Diligencias finales y su adopción de oficio por el juez

Lorenzo Esteban Manjón, Jon Salinas Aguirre.

21/05/2026 Uría Menéndez (uria.com)


Conmemoración de los 25 años de la Ley de Enjuiciamiento Civil en el Grupo de Procesal Civil de UM

La LEC suprimió las antiguas «diligencias para mejor proveer» y las sustituyó por unas «diligencias finales» de alcance deliberadamente más restrictivo, con el propósito expreso de reforzar el acto del juicio como sede natural de la prueba y de impedir que el tribunal supliera la falta de diligencia probatoria de las partes.

La LEC parte, por tanto, de una regla de contención: no cabe rescatar en fase final lo que pudo proponerse antes y no se propuso, ni convertir la iniciativa judicial en un mecanismo sustitutivo de la carga probatoria de los litigantes. Este cambio legislativo no fue casual. La LEC se fundamenta en el principio dispositivo: el proceso civil se impulsa por las partes, que configuran su objeto, y sobre ellas recaen las cargas de solicitar la tutela judicial, alegar los hechos y fundamentos jurídicos y acreditarlos.

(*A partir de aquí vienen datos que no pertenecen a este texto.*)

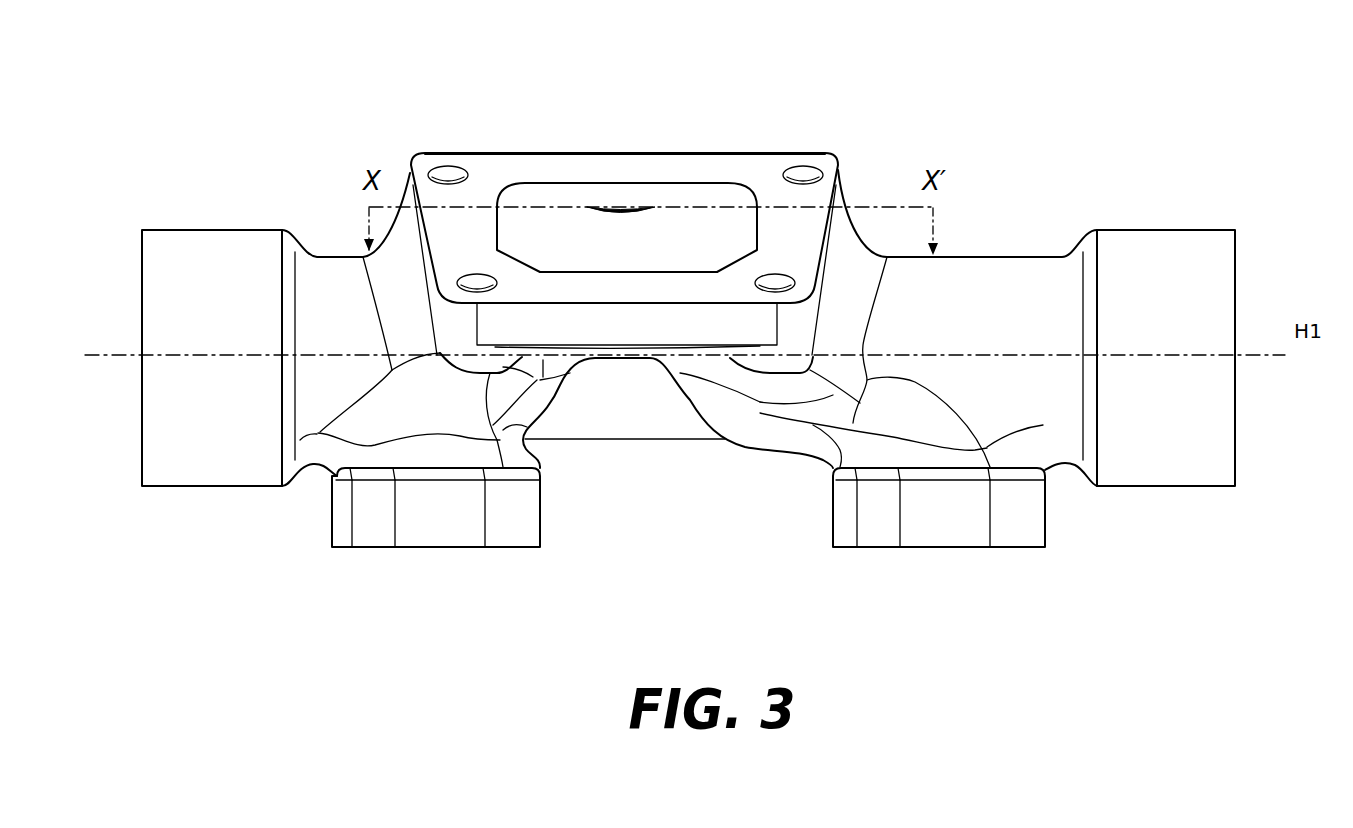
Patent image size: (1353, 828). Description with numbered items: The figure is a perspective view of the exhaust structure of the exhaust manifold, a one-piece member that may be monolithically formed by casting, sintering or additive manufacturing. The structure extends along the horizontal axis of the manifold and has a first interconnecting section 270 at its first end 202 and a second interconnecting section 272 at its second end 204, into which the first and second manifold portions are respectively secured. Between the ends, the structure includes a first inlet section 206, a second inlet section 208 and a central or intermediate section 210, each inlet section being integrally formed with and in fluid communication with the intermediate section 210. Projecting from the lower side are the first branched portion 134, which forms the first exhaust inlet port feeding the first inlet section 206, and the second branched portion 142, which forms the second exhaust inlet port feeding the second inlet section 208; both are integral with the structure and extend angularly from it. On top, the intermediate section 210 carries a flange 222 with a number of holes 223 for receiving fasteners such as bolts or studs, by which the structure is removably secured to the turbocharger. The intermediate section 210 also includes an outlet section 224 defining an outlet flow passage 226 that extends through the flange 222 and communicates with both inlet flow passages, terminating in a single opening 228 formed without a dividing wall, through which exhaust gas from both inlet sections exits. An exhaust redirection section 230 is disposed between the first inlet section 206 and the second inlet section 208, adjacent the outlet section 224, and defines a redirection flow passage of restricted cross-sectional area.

The first branched portion 134 is at (440, 520).
The second branched portion 142 is at (944, 520).
The first end 202 is at (210, 213).
The second end 204 is at (1165, 213).
The first inlet section 206 is at (337, 233).
The second inlet section 208 is at (977, 233).
The intermediate section 210 is at (715, 142).
The flange 222 is at (503, 168).
The holes 223 is at (487, 275).
The outlet section 224 is at (647, 218).
The outlet flow passage 226 is at (548, 233).
The opening 228 is at (572, 200).
The exhaust redirection section 230 is at (620, 240).
The first interconnecting section 270 is at (222, 513).
The second interconnecting section 272 is at (1172, 513).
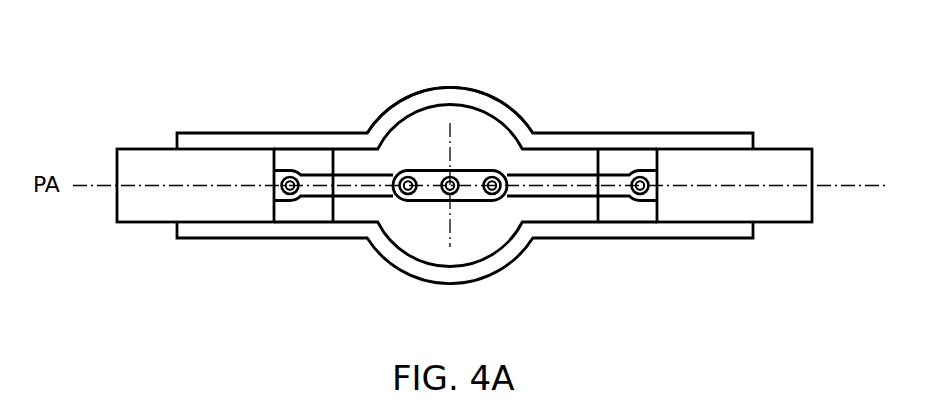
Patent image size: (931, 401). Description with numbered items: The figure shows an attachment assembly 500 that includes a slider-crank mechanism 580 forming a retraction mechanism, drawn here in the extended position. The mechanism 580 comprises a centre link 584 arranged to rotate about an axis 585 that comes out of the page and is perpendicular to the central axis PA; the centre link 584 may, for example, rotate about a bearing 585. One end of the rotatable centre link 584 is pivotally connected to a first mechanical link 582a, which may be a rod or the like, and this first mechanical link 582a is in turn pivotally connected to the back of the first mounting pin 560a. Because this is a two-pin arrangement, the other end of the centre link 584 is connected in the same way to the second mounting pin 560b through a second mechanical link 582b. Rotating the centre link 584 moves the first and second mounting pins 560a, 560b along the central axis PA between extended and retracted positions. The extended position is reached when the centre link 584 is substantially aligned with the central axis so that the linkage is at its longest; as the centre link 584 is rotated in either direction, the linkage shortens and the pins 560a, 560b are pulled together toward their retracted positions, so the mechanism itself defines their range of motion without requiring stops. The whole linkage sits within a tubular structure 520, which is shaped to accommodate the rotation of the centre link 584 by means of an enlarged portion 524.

The attachment assembly 500 is at (469, 171).
The tubular structure 520 is at (465, 148).
The enlarged portion 524 is at (455, 92).
The first mounting pin 560a is at (783, 177).
The second mounting pin 560b is at (157, 163).
The slider-crank mechanism 580 is at (465, 191).
The first mechanical link 582a is at (565, 178).
The second mechanical link 582b is at (358, 176).
The centre link 584 is at (432, 198).
The axis 585 is at (452, 189).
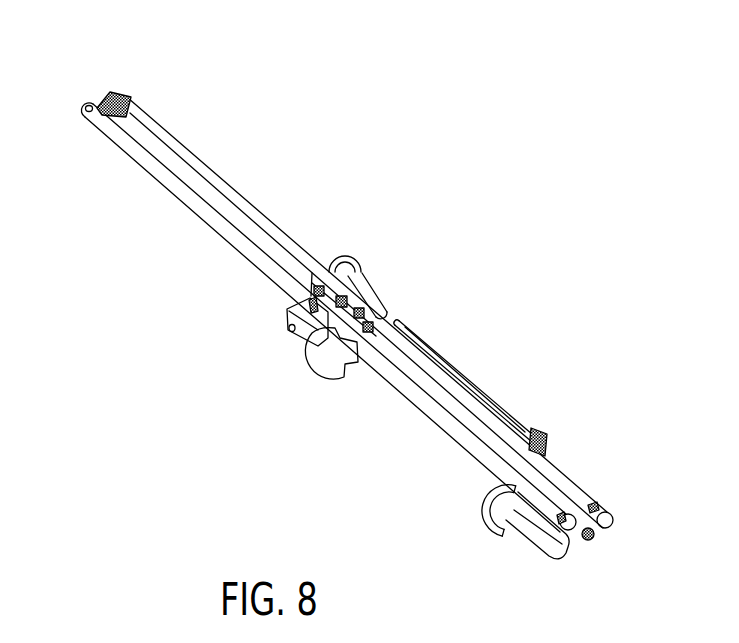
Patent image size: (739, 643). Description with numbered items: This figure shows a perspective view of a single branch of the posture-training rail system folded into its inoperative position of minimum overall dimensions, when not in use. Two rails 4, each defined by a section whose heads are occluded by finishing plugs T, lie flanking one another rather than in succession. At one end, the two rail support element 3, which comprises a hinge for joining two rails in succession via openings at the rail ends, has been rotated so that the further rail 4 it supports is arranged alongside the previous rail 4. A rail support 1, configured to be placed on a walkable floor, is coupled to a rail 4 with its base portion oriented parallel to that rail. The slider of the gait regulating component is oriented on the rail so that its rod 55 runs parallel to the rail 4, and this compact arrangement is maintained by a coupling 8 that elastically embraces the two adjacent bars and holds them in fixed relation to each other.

The coupling 8 is at (103, 83).
The finishing plug T is at (67, 92).
The rail 4 is at (248, 208).
The rod 55 is at (452, 370).
The rail support 1 is at (295, 347).
The two rail support element 3 is at (609, 550).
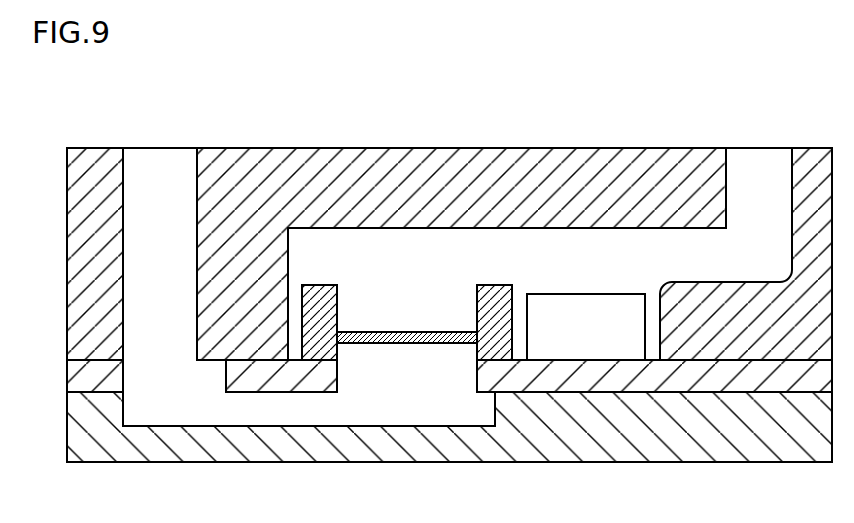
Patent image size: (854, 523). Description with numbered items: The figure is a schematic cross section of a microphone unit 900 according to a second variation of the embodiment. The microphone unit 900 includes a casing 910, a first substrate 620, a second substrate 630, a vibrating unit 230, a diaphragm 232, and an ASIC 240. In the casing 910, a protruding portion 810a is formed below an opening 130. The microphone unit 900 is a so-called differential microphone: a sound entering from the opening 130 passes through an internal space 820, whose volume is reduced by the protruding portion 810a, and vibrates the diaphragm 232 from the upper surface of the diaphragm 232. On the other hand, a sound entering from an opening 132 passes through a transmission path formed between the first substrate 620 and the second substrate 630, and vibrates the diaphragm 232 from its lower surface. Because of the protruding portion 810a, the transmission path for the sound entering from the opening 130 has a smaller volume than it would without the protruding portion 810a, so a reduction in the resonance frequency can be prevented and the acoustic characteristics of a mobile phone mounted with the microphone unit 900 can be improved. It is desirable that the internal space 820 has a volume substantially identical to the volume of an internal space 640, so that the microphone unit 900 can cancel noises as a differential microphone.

The microphone unit 900 is at (237, 93).
The casing 910 is at (93, 158).
The opening 132 is at (163, 158).
The internal space 820 is at (380, 250).
The opening 130 is at (744, 155).
The protruding portion 810a is at (717, 288).
The vibrating unit 230 is at (318, 292).
The diaphragm 232 is at (400, 330).
The ASIC 240 is at (584, 305).
The first substrate 620 is at (77, 378).
The second substrate 630 is at (77, 426).
The internal space 640 is at (403, 408).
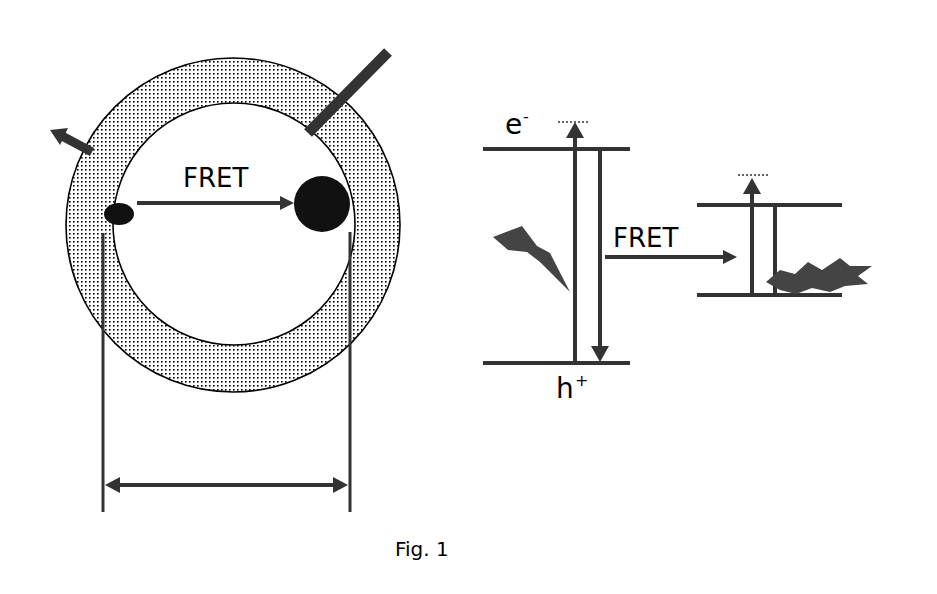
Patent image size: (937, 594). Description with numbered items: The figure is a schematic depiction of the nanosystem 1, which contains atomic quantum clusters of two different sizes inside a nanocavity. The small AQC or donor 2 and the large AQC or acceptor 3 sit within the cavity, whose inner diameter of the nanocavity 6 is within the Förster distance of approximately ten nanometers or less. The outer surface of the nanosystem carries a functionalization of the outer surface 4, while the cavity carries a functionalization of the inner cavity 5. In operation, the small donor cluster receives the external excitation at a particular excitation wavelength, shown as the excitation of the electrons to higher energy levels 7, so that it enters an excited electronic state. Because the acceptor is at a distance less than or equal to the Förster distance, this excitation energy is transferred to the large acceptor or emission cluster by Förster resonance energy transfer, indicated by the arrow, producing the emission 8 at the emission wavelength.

The nanosystem 1 is at (233, 225).
The small AQC or donor 2 is at (119, 227).
The large AQC or acceptor 3 is at (322, 217).
The functionalization of the outer surface of the nanosystem 4 is at (61, 133).
The functionalization of the inner cavity 5 is at (348, 77).
The inner diameter of the nanocavity 6 is at (226, 377).
The excitation of the electrons to higher energy levels 7 is at (522, 259).
The emission 8 is at (819, 259).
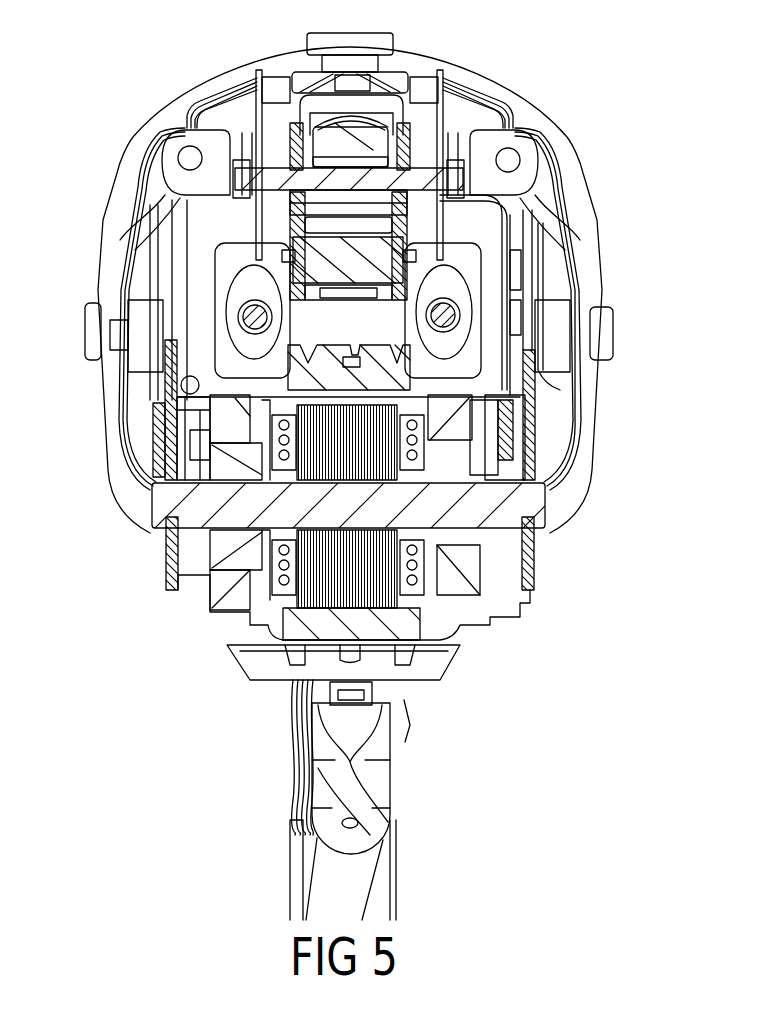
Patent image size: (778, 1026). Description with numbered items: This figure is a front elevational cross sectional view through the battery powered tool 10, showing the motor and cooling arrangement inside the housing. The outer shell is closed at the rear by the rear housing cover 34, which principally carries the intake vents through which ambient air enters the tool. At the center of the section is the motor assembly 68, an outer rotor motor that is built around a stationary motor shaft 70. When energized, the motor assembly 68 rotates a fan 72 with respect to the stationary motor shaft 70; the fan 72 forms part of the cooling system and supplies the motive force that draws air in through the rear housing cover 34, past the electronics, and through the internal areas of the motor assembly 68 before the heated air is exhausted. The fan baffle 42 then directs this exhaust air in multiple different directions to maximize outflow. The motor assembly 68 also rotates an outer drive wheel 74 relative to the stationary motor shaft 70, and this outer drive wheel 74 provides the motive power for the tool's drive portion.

The battery powered tool 10 is at (579, 83).
The rear housing cover 34 is at (137, 141).
The fan baffle 42 is at (490, 397).
The motor assembly 68 is at (385, 640).
The stationary motor shaft 70 is at (550, 497).
The fan 72 is at (470, 418).
The outer drive wheel 74 is at (400, 372).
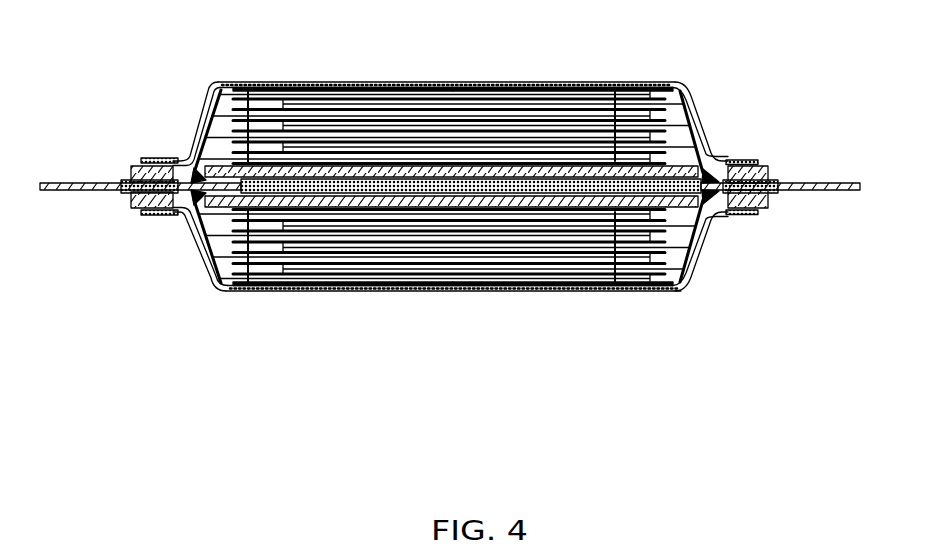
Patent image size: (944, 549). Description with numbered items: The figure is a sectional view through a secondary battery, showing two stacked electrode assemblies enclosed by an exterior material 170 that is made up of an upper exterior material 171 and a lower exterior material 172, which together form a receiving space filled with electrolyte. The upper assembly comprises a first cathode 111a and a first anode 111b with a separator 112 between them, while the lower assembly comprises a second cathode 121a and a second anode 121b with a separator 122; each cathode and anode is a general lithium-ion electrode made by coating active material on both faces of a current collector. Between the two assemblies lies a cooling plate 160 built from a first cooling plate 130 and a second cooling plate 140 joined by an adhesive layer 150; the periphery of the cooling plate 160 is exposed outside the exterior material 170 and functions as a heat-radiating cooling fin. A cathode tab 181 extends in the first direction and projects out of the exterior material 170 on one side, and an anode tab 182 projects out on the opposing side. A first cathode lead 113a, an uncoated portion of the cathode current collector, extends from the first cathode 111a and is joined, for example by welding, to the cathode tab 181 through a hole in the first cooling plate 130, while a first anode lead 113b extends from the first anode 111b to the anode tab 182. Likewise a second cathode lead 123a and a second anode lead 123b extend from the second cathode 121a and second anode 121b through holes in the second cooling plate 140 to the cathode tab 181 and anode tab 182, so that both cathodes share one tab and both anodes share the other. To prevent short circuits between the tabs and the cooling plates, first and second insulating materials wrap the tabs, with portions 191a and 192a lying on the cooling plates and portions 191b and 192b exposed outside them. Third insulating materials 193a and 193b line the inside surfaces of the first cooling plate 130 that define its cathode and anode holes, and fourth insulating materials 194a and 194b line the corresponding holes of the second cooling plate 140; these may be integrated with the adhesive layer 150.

The exterior material 170 is at (200, 293).
The upper exterior material 171 is at (440, 74).
The lower exterior material 172 is at (548, 283).
The separator 112 is at (645, 74).
The separator 122 is at (645, 283).
The first cathode 111a is at (605, 92).
The first anode 111b is at (255, 80).
The second cathode 121a is at (597, 280).
The second anode 121b is at (253, 283).
The first cathode lead 113a is at (674, 93).
The first anode lead 113b is at (203, 100).
The second cathode lead 123a is at (700, 255).
The second anode lead 123b is at (200, 258).
The first cooling plate 130 is at (507, 169).
The second cooling plate 140 is at (424, 199).
The adhesive layer 150 is at (361, 183).
The cooling plate 160 is at (453, 293).
The cathode tab 181 is at (817, 175).
The anode tab 182 is at (60, 174).
The portion of first insulating material 191a is at (760, 158).
The portion of first insulating material 191b is at (770, 184).
The portion of second insulating material 192a is at (123, 158).
The portion of second insulating material 192b is at (113, 185).
The third insulating material 193a is at (721, 152).
The third insulating material 193b is at (167, 150).
The fourth insulating material 194a is at (730, 207).
The fourth insulating material 194b is at (133, 206).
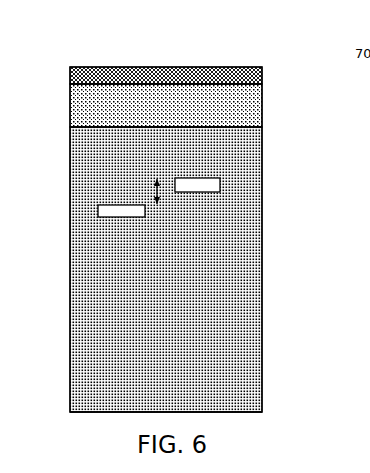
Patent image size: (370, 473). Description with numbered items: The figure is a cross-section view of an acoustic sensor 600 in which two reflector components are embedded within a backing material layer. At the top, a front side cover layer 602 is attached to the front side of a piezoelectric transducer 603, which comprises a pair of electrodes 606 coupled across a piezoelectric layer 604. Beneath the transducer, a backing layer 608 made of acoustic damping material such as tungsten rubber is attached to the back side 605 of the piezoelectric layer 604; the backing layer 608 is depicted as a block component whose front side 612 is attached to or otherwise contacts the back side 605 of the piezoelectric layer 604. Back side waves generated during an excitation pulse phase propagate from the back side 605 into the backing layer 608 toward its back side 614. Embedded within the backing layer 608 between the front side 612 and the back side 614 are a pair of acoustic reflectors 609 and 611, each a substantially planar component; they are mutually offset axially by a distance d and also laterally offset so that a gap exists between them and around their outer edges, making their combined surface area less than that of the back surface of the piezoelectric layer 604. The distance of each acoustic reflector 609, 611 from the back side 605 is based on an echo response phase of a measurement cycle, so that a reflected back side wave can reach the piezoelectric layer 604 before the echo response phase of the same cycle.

The acoustic sensor 600 is at (177, 219).
The front side cover layer 602 is at (200, 72).
The piezoelectric transducer 603 is at (140, 76).
The piezoelectric layer 604 is at (135, 112).
The back side of piezoelectric layer 605 is at (189, 123).
The electrodes 606 is at (85, 86).
The backing layer 608 is at (110, 273).
The acoustic reflector 609 is at (130, 218).
The acoustic reflector 611 is at (198, 193).
The front side of backing layer 612 is at (160, 129).
The back side of backing layer 614 is at (181, 408).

El régimen general de las diligencias finales, establecido en el artículo 435.1 de la LEC, responde fielmente a esta lógica: solo pueden acordarse «a instancia de parte» y no se practicarán las pruebas que hubieran podido proponerse en tiempo y forma; únicamente se admiten las pruebas ya admitidas y no practicadas por causas ajenas a las partes, o las referidas a hechos de nueva noticia.

Sin embargo, el artículo 435.2 de la LEC permite «excepcionalmente» al tribunal la «adopción de oficio» de diligencias finales, lo que genera tensión entre el principio dispositivo y lo que podemos denominar la búsqueda de la verdad material dentro del proceso.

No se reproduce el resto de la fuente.